Baking is science. Let’s face it. Baking the perfect chocolate chip cookie which strikes the right balance between chewy and crispy is nothing short of rocket science. (Maybe I’m exaggerating this part a bit 😀 ) If you search the internet for cookie recipes, the information overload will make you dizzy. Some recipes will tell you to chill the dough, some recipes use only brown sugar and some recipes use cold butter. Every baker has his/her own trick up their sleeve. But this recipe is simple, straightforward and takes 10 minutes to put together.

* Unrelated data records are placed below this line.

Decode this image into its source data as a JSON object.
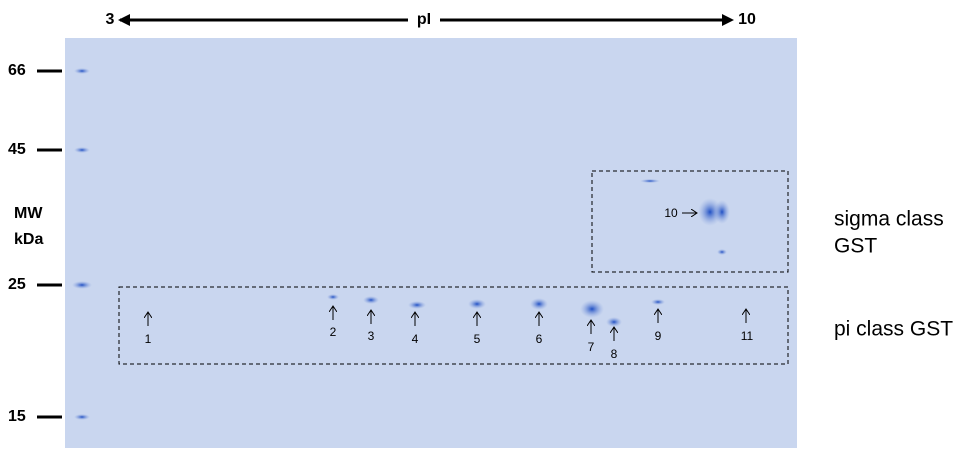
{
  "pi_axis": {
    "start": "3",
    "label": "pI",
    "end": "10"
  },
  "mw_axis": {
    "title": [
      "MW",
      "kDa"
    ],
    "markers": [
      "66",
      "45",
      "25",
      "15"
    ]
  },
  "spots": [
    "1",
    "2",
    "3",
    "4",
    "5",
    "6",
    "7",
    "8",
    "9",
    "10",
    "11"
  ],
  "annotations": {
    "sigma": [
      "sigma class",
      "GST"
    ],
    "pi": "pi class GST"
  }
}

It is crispy on the outside, chewy on the inside, I bet you can’t stop with one. 😊
Makes 1 dozen cookies
120 g Butter, softened
1/2 C White sugar
1/2 C Light brown sugar
1 tsp Vanilla extract
1 1/2 C All-purpose flour
1/2 tsp Baking soda
1/4 tsp Salt
3/4 C Chocolate chips
Preheat oven to 180 degrees celsius.
Using a paddle attachment, cream together the butter, white sugar, and brown sugar until smooth.
Add egg, vanilla extract and beat for about 20 seconds.
Add flour, baking soda, salt and beat until combined.
Stir in chocolate chips.
Using an ice cream scoop drop equal amounts of batter on a baking tray lined with parchment paper.
Bake for 12 - 15 minutes (depending on the size of your cookie) or until edges become golden brown.
Let cool on the baking sheet before removing.